Darüber hinaus sind Einkünfte der Antragstellerin von 364,00 EUR monatlich aus dem ALG II zu berücksichtigen. Soweit insoweit umstritten ist, ob Transferleistungen, wie beispielsweise das im SGB II geregelte ALG II, Einkommen i.S.d. § 43 Abs. 2 FamGKG darstellen, vertritt der Senat in ständiger Rspr. die Auffassung, dass auch solche Sozialleistungen bei der Verfahrenswertbemessung zu berücksichtigen sind (vgl. OLG Brandenburg FamRZ 2011, 1423). Daran ist auch weiterhin festzuhalten. Sinn und Zweck der gesetzlichen Verfahrenswertregelung für Ehesachen ist es, entsprechend der besseren oder schlechteren finanziellen Situation der Beteiligten, die sich in der Höhe ihres Einkommens und ihres Vermögens ausdrückt, den Verfahrenswert und danach die Höhe der Gerichts- und Anwaltsgebühren zu bemessen (vgl. BVerfGE 80, 103 ff.). Leistungen nach dem SGB II werden zwar gerade deshalb geleistet, weil die finanzielle Situation der betreffenden Person schlecht ist, sie insbesondere kein ausreichendes eigenes Einkommen erzielt. Gleichwohl beeinflussen solche Sozialleistungen die wirtschaftlichen Verhältnisse der Ehegatten unabhängig von der Zweckbestimmung der Leistung. Bei der Wertbemessung nach § 43 FamGKG kommt es aber allein auf das zur Verfügung stehende laufende Familieneinkommen, nicht aber auf die Frage an, aus welcher Quelle dies herrührt oder ob dieses gar aus familien- bzw. unterhaltsrechtlicher Sicht anzurechnendes Einkommen darstellt. Es kann sich um Einkommen aus einer Tätigkeit im Niedriglohnbereich handeln, das gerade dem Existenzminimum entspricht oder um einen entsprechenden Betrag aus Sozialleistungen. Deshalb stellen auch Sozialleistungen Einkommen i.S.d. § 43 Abs. 1 FamGKG dar (so auch OLG Zweibrücken FamRZ 2011, 992 m.w.Nachw.). Allein aus Billigkeitserwägungen ist davon nicht abzuweichen (so aber die Gegenansicht, vgl. OLG Hamm FamRB 2012, 149 m.w.Nachw.).

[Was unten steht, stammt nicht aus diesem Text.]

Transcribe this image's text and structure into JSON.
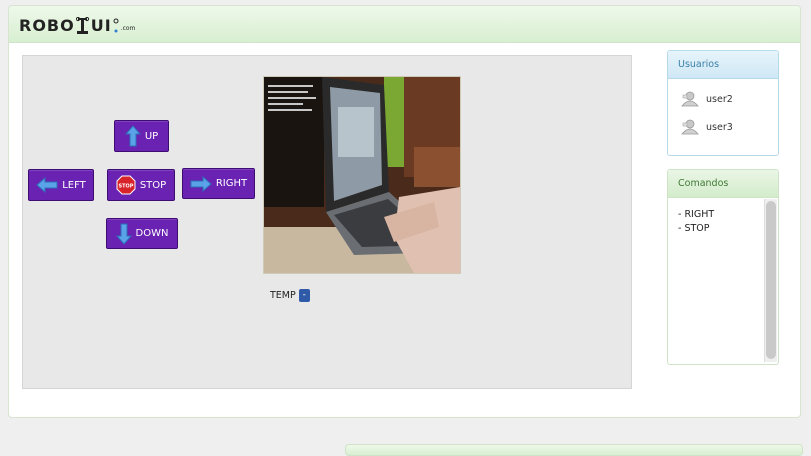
{
  "header": {
    "logo_text_1": "ROBO",
    "logo_text_2": "UI",
    "logo_suffix": ".com"
  },
  "controls": {
    "up": "UP",
    "down": "DOWN",
    "left": "LEFT",
    "right": "RIGHT",
    "stop": "STOP",
    "stop_sign": "STOP"
  },
  "temp": {
    "label": "TEMP",
    "value": "-"
  },
  "users_panel": {
    "title": "Usuarios",
    "users": [
      {
        "name": "user2",
        "icon": "user-icon"
      },
      {
        "name": "user3",
        "icon": "user-icon"
      }
    ]
  },
  "commands_panel": {
    "title": "Comandos",
    "commands": [
      "- RIGHT",
      "- STOP"
    ]
  },
  "colors": {
    "button_bg": "#6a22b3",
    "arrow_blue": "#4a90e2",
    "header_green": "#d8efd1",
    "users_header_blue": "#cfe8f5",
    "temp_badge": "#2f5aa8"
  }
}
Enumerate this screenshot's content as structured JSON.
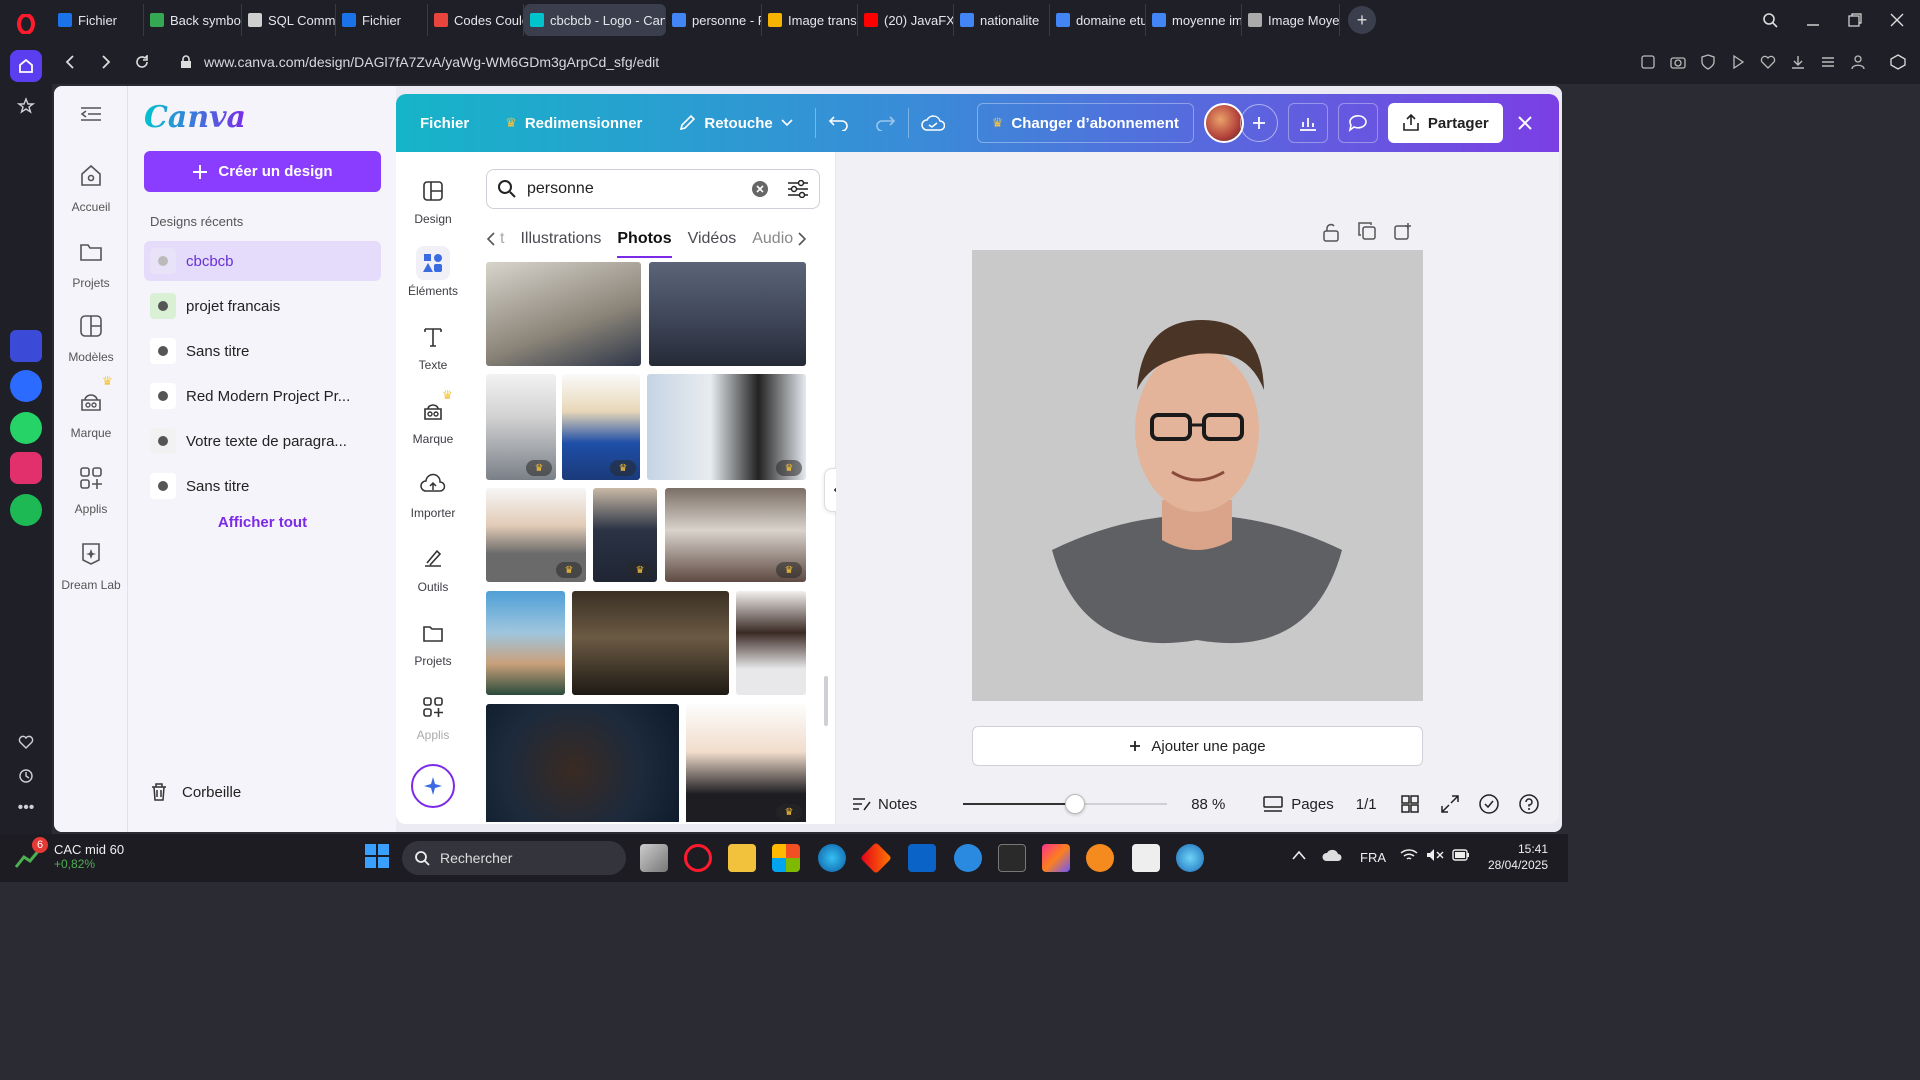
{
  "browser": {
    "tabs": [
      {
        "label": "Fichier",
        "color": "#1a73e8"
      },
      {
        "label": "Back symbo",
        "color": "#34a853"
      },
      {
        "label": "SQL Comma",
        "color": "#cfcfcf"
      },
      {
        "label": "Fichier",
        "color": "#1a73e8"
      },
      {
        "label": "Codes Coule",
        "color": "#e8453c"
      },
      {
        "label": "cbcbcb - Logo - Canv",
        "color": "#00c4cc",
        "active": true
      },
      {
        "label": "personne - F",
        "color": "#4285f4"
      },
      {
        "label": "Image transp",
        "color": "#f4b400"
      },
      {
        "label": "(20) JavaFX",
        "color": "#ff0000"
      },
      {
        "label": "nationalite",
        "color": "#4285f4"
      },
      {
        "label": "domaine etu",
        "color": "#4285f4"
      },
      {
        "label": "moyenne im",
        "color": "#4285f4"
      },
      {
        "label": "Image Moye",
        "color": "#aaaaaa"
      }
    ],
    "url": "www.canva.com/design/DAGl7fA7ZvA/yaWg-WM6GDm3gArpCd_sfg/edit"
  },
  "canva": {
    "rail": [
      {
        "label": "Accueil",
        "icon": "home-icon"
      },
      {
        "label": "Projets",
        "icon": "folder-icon"
      },
      {
        "label": "Modèles",
        "icon": "template-icon"
      },
      {
        "label": "Marque",
        "icon": "brand-icon"
      },
      {
        "label": "Applis",
        "icon": "apps-icon"
      },
      {
        "label": "Dream Lab",
        "icon": "dreamlab-icon"
      }
    ],
    "logo": "Canva",
    "create_label": "Créer un design",
    "recent_title": "Designs récents",
    "recent": [
      {
        "label": "cbcbcb"
      },
      {
        "label": "projet francais"
      },
      {
        "label": "Sans titre"
      },
      {
        "label": "Red Modern Project Pr..."
      },
      {
        "label": "Votre texte de paragra..."
      },
      {
        "label": "Sans titre"
      }
    ],
    "see_all": "Afficher tout",
    "trash": "Corbeille"
  },
  "editor": {
    "topbar": {
      "file": "Fichier",
      "resize": "Redimensionner",
      "retouch": "Retouche",
      "upgrade": "Changer d’abonnement",
      "share": "Partager"
    },
    "obj_rail": [
      {
        "label": "Design"
      },
      {
        "label": "Éléments"
      },
      {
        "label": "Texte"
      },
      {
        "label": "Marque"
      },
      {
        "label": "Importer"
      },
      {
        "label": "Outils"
      },
      {
        "label": "Projets"
      },
      {
        "label": "Applis"
      }
    ],
    "search_value": "personne",
    "tabs": [
      "t",
      "Illustrations",
      "Photos",
      "Vidéos",
      "Audio"
    ],
    "active_tab": "Photos",
    "add_page": "Ajouter une page",
    "notes": "Notes",
    "zoom": "88 %",
    "zoom_fraction": 0.55,
    "pages_label": "Pages",
    "pages_count": "1/1"
  },
  "taskbar": {
    "stock_name": "CAC mid 60",
    "stock_change": "+0,82%",
    "stock_badge": "6",
    "search": "Rechercher",
    "lang": "FRA",
    "time": "15:41",
    "date": "28/04/2025"
  }
}
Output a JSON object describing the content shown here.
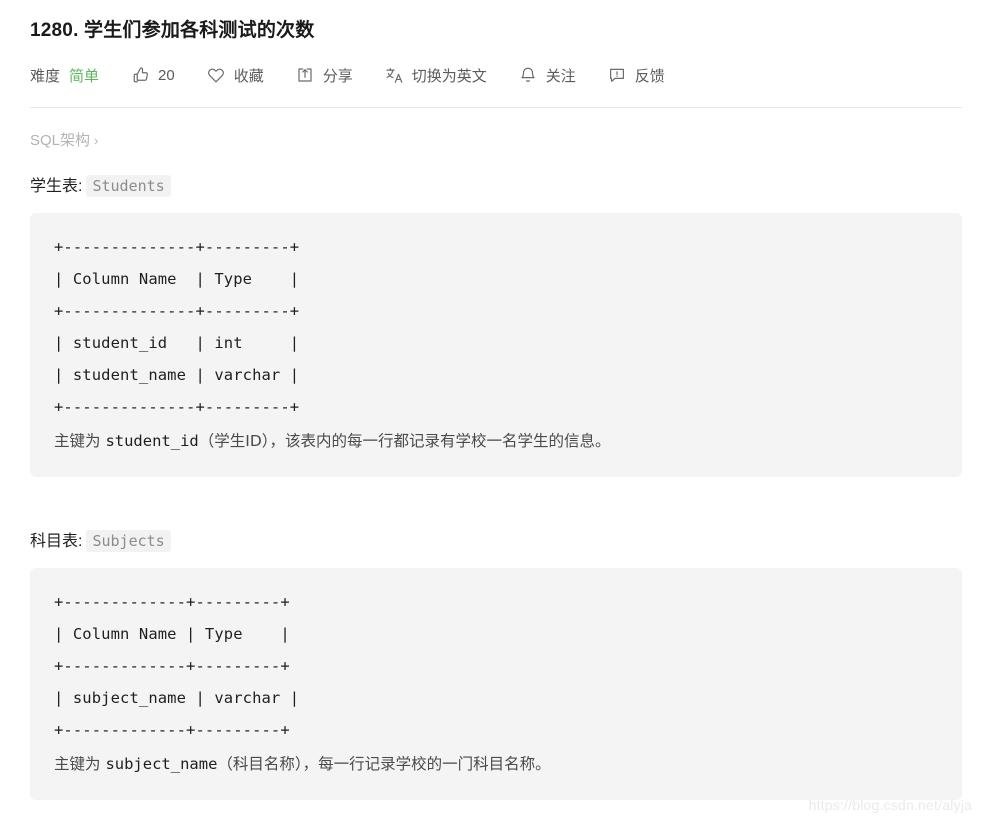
{
  "header": {
    "title": "1280. 学生们参加各科测试的次数"
  },
  "toolbar": {
    "difficulty_label": "难度",
    "difficulty_value": "简单",
    "difficulty_color": "#5cb85c",
    "like_icon": "thumbs-up-icon",
    "like_count": "20",
    "favorite_icon": "heart-icon",
    "favorite_label": "收藏",
    "share_icon": "share-icon",
    "share_label": "分享",
    "translate_icon": "translate-icon",
    "translate_label": "切换为英文",
    "subscribe_icon": "bell-icon",
    "subscribe_label": "关注",
    "feedback_icon": "feedback-icon",
    "feedback_label": "反馈"
  },
  "breadcrumb": {
    "label": "SQL架构",
    "chevron": "›"
  },
  "sections": [
    {
      "caption_label": "学生表:",
      "caption_code": "Students",
      "code": "+--------------+---------+\n| Column Name  | Type    |\n+--------------+---------+\n| student_id   | int     |\n| student_name | varchar |\n+--------------+---------+",
      "note_prefix": "主键为 ",
      "note_code": "student_id",
      "note_suffix": "（学生ID），该表内的每一行都记录有学校一名学生的信息。"
    },
    {
      "caption_label": "科目表:",
      "caption_code": "Subjects",
      "code": "+-------------+---------+\n| Column Name | Type    |\n+-------------+---------+\n| subject_name | varchar |\n+-------------+---------+",
      "note_prefix": "主键为 ",
      "note_code": "subject_name",
      "note_suffix": "（科目名称），每一行记录学校的一门科目名称。"
    }
  ],
  "watermark": {
    "text": "https://blog.csdn.net/alyja"
  }
}
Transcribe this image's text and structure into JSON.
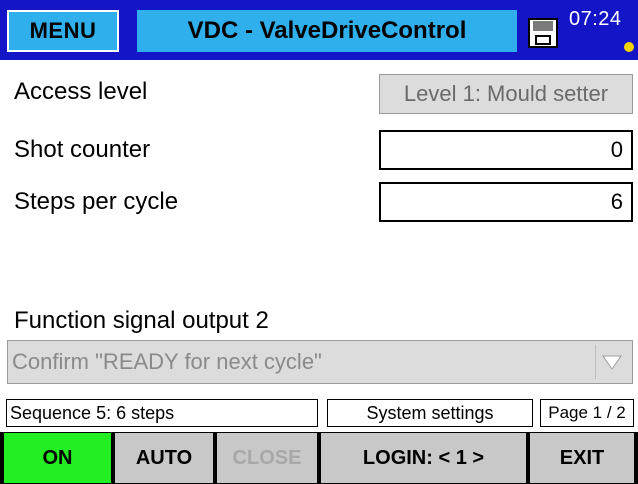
{
  "header": {
    "menu_label": "MENU",
    "title": "VDC - ValveDriveControl",
    "clock": "07:24",
    "status_dot_color": "#f2d400"
  },
  "form": {
    "access_level": {
      "label": "Access level",
      "value": "Level 1: Mould setter"
    },
    "shot_counter": {
      "label": "Shot counter",
      "value": "0"
    },
    "steps_per_cycle": {
      "label": "Steps per cycle",
      "value": "6"
    },
    "function_signal": {
      "label": "Function signal output 2",
      "value": "Confirm \"READY for next cycle\""
    }
  },
  "statusbar": {
    "sequence": "Sequence 5: 6 steps",
    "section": "System settings",
    "page": "Page 1 / 2"
  },
  "buttons": {
    "on": "ON",
    "auto": "AUTO",
    "close": "CLOSE",
    "login": "LOGIN:  < 1 >",
    "exit": "EXIT"
  },
  "colors": {
    "header_bg": "#1515c8",
    "accent": "#2fb0ec",
    "on_green": "#22ee22",
    "button_gray": "#c8c8c8"
  },
  "icons": {
    "save": "floppy-disk-icon",
    "dropdown": "triangle-down-icon"
  }
}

3. Damit ergibt sich folgende Rechnung:

Ehescheidung

Die Berechnung gem. § 43 Abs. 2 FamGKG ergibt Folgendes:

 
Praxis-Beispiel
 
Einkommen der Antragstellerin bei Anhängigkeit: 364,00 EUR
Einkommen des Antragsgegners bei Anhängigkeit: 1.100,00 EUR
Gesamteinkommen bei Anhängigkeit: 1.464,00 EUR
drei Monatseinkommen bei Anhängigkeit: 4.392,00 EUR

Versorgungsausgleich

Obgleich beiderseits ausschließlich Anrechte der gesetzlichen Rentenversicherung und dabei jeweils Entgeltpunkte und Entgeltpunkte/Ost auszugleichen sind, handelt es sich gleichwohl um für die Ermittlung des Gegenstandswertes selbstständige Anrechte. Denn diese Ost- und Westanrechte in der gesetzlichen Rentenversicherung sind gesondert auszugleichen, weshalb für jedes dieser Anrechte gem. § 50 Abs. 1 S. 1 FamGKG der Verfahrenswert mit 10 % des in drei Monaten erzielten Nettoeinkommens der Ehegatten anzusetzen ist (OLG Celle FamRZ 2012, 1311; OLG Thüringen FamRZ 2011, 585 [= AGS 2010, 596]; OLG Brandenburg FamRZ 2011, 1149). Damit liegen insgesamt vier auszugleichende Versorgungen im Versorgungsausgleich vor, weshalb für den Verfahrenswert der Versorgungsausgleichssache nach § 50 Abs. 1 S. 1 FamGKG wie folgt zu rechnen ist:

 
Praxis-Beispiel
 
10 % des 3-Monats-Einkommens (4.392,00 EUR): 439,20 EUR
Anzahl der auszugleichenden Versorgungen: 4
Ergebnis 1.756,80 EUR

Der so für den Versorgungsausgleich errechnete Wert ist höher als der Mindestwert von 1.000,00 EUR (§ 50 Abs. 1 S. 2 FamGKG).